Sunday there was music down by the swimming hole. Four young fellows unpacked their guitars and a mandolin to sing for the girls splashing around. Here they are: decent, clean-cut lads playing something they all knew the words to. Randy Jackson would not have found them “pitchy”; their voices were pretty good and the playing was well-timed and in tune.
Was their music an acoustic version of California Girls or, is it Hank Williams, Jr. in Family Tradition? No, it was folk singing, which could be why the girls left. Or maybe it’s that the dudes were all singing lead, at the same time, with no harmony. We’ll never know, but them fellas struck out and had to make that long walk back to the dugout amid the groans and whispers of the remaining audience.
We caught a few fish on the river here. My first was a rainbow big enough to eat in south Louisiana or France as part of a bouillabaisse with shrimp, mussels, or crabs. But I’m not a fan of fish stews. He returned to the water unharmed and maybe wiser. I caught a 12 inch mountain whitefish yesterday, and Kat took this picture. As I was told by a prominent dermatologist moments after taking superficial but bloody head cuts in a head-on two car crash years ago, “Faces bleed.” That fish swam off like a shot when released.

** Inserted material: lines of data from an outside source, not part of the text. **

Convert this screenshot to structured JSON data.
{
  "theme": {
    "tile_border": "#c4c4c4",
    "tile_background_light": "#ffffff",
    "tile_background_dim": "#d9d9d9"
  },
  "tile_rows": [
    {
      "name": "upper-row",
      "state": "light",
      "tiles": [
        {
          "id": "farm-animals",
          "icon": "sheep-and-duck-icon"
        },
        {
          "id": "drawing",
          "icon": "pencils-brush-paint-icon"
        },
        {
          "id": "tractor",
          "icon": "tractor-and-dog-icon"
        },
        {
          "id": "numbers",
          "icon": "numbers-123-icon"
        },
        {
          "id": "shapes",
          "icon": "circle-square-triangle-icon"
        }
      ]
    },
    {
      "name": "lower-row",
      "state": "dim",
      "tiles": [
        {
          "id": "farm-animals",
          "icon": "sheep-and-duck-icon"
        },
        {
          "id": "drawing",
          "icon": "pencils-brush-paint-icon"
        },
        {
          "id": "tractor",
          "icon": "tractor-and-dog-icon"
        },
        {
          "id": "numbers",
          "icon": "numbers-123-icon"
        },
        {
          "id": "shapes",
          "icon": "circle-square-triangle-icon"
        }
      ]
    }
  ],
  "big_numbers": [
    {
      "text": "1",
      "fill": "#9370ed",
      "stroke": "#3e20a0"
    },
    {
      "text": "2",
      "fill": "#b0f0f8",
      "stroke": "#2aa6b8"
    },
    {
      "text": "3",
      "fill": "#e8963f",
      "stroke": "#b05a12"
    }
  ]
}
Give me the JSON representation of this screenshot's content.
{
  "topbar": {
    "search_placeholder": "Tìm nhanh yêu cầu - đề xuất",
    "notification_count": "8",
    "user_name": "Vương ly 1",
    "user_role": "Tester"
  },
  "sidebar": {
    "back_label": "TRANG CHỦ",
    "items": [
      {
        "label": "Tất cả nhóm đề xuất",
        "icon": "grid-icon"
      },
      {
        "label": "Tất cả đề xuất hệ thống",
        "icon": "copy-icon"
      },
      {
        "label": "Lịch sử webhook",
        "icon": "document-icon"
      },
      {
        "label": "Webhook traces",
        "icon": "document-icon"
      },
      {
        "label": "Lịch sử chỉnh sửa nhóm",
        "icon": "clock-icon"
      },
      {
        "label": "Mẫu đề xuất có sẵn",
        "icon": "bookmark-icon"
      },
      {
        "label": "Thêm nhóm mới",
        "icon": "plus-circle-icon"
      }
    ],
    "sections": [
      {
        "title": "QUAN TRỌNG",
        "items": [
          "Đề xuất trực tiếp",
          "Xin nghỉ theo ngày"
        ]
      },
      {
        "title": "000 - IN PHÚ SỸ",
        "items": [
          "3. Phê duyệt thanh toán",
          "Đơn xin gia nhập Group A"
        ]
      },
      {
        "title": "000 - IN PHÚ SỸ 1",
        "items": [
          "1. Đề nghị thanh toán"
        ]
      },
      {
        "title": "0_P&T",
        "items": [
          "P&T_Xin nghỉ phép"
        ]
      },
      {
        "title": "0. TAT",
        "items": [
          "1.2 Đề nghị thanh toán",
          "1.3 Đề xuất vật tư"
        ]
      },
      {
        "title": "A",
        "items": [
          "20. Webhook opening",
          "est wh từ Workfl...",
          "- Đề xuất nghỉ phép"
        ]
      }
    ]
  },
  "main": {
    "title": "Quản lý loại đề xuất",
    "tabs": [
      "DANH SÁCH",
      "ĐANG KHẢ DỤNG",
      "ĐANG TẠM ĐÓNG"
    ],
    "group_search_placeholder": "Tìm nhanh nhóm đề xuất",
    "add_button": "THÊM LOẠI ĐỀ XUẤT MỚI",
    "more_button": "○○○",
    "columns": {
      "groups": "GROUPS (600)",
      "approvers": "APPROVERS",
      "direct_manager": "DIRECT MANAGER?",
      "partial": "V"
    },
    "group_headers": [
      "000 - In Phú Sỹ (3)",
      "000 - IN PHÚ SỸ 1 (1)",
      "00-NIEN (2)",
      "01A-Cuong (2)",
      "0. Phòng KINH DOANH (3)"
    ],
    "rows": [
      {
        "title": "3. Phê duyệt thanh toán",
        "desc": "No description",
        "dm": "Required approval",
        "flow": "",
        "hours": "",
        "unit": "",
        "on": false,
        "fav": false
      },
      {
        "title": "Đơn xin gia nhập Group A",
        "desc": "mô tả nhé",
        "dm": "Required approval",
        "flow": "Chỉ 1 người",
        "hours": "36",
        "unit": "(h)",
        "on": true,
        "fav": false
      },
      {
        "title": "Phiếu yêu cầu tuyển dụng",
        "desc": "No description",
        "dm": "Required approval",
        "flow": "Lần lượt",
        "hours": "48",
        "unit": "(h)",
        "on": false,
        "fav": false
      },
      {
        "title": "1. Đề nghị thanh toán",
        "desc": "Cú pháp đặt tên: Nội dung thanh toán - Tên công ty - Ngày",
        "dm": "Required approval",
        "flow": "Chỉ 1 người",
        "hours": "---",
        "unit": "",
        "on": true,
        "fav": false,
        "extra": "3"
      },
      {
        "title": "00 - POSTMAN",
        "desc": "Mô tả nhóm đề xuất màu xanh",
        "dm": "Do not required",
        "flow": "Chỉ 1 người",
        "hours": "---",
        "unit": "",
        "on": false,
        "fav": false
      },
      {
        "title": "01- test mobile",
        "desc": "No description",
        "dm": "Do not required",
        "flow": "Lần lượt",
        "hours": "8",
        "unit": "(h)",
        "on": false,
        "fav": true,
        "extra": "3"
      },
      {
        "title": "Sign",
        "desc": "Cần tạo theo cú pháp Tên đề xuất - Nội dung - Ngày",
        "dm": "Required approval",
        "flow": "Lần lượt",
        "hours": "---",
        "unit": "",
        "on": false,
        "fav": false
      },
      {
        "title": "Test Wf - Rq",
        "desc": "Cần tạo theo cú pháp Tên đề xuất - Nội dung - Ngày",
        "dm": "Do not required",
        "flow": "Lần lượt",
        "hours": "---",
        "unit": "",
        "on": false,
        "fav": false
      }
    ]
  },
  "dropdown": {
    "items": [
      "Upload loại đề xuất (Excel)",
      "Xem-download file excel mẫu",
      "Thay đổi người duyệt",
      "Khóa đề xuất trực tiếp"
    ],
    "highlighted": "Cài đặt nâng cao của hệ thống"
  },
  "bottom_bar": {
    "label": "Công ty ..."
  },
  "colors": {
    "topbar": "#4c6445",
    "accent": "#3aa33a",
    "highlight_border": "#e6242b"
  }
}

A storm came up yesterday and cooled things off a bit. I caught a whitefish so small he would have been “catch and release” to an osprey. Kat pulled in a nice whitey this morning. We had found some recipes for mountain whites, and figured to catch two or three more and have a nice fry. Her fish went into a huge Tupperware container of river water. They stopped biting. Kat relocated and I went to get more water. When I got back the fish had made a break for it. He’d jumped out of his tank and flopped to the water’s edge, all muddy and dirty, now looking more dead than alive. I slip-slided down the rocks to bring him back. The fish noticed my reach, and with a powerful adrenaline-aided flop propelled himself into the water where mud, sand, and fish together dashed to freedom.
We’ll have fried fish tonight. There’s some battered fish parts in the freezer.